As different AI systems and empirical results come out everyday, there is an urgent need of theoretical
results to guide and speed up engineering practices, while certifying the reliability of the
proposed methods. Indeed, this is an exciting opportunity for mathematical developments that
can have important practical impacts.
The purpose of this talk is twofold. On the one hand, to recall how there is a well established
machine learning theory touching upon a verity of different mathematical fields. On the other hand,
to argue that, for tackling many fundamental questions in modern machine learning, simple linear
models can lead to substantial progress.
To support this view I will discuss some recent results studying the learning properties of implicitly
regularization and interpolating solutions.

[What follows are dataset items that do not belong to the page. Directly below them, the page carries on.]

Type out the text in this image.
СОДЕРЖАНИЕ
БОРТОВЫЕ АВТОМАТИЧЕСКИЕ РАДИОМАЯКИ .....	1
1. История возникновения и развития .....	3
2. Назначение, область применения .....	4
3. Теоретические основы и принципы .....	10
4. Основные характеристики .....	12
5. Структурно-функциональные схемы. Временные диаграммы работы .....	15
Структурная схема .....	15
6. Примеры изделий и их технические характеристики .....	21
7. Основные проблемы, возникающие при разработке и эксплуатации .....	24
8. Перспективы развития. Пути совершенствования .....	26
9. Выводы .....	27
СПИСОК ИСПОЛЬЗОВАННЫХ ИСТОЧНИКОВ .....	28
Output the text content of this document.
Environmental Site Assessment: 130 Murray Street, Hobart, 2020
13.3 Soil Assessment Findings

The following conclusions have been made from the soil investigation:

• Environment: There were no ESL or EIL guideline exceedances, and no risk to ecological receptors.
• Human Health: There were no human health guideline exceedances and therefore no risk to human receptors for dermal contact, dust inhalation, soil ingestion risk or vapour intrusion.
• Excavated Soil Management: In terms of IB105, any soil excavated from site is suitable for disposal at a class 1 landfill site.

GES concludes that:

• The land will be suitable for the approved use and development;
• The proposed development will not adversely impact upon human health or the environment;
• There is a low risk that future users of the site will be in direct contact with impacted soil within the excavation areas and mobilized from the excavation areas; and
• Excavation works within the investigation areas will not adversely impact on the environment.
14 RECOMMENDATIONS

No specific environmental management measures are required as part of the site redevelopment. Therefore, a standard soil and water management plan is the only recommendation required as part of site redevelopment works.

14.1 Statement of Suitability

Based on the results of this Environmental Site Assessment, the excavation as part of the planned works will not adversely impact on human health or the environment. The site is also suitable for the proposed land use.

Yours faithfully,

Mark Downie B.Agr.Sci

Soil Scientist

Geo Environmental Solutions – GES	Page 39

Bio. Lorenzo Rosasco is professor at University of Genova. He is also visiting professor at the Massachusetts Institute of Technology (MIT) and external collaborator at the Italian Technological Institute (IIT). He coordinates the Machine Learning Genova center (MaLGa) and the Laboratory for Computational and Statistical Learning focused on theory, algorithms and applications of machine learning.
Rosasco received his PhD in 2006 from the University of Genova, after being a visiting student at the Center for Biological and Computational Learning at MIT, the Toyota Technological Institute at Chicago (TTI-Chicago) and the Johann Radon Institute for Computational and Applied Mathematics. Between 2006 and 2013 he has been a postdoc and research scientist at the Brain and Cognitive Sciences Department at MIT. He is a fellow in Ellis, where he is co-director of the “Theory, Algorithms and Computations of Modern Learning Systems” program and the Ellis Genoa unit. He is a recipient of a number of grants, including a FIRB and an ERC consolidator.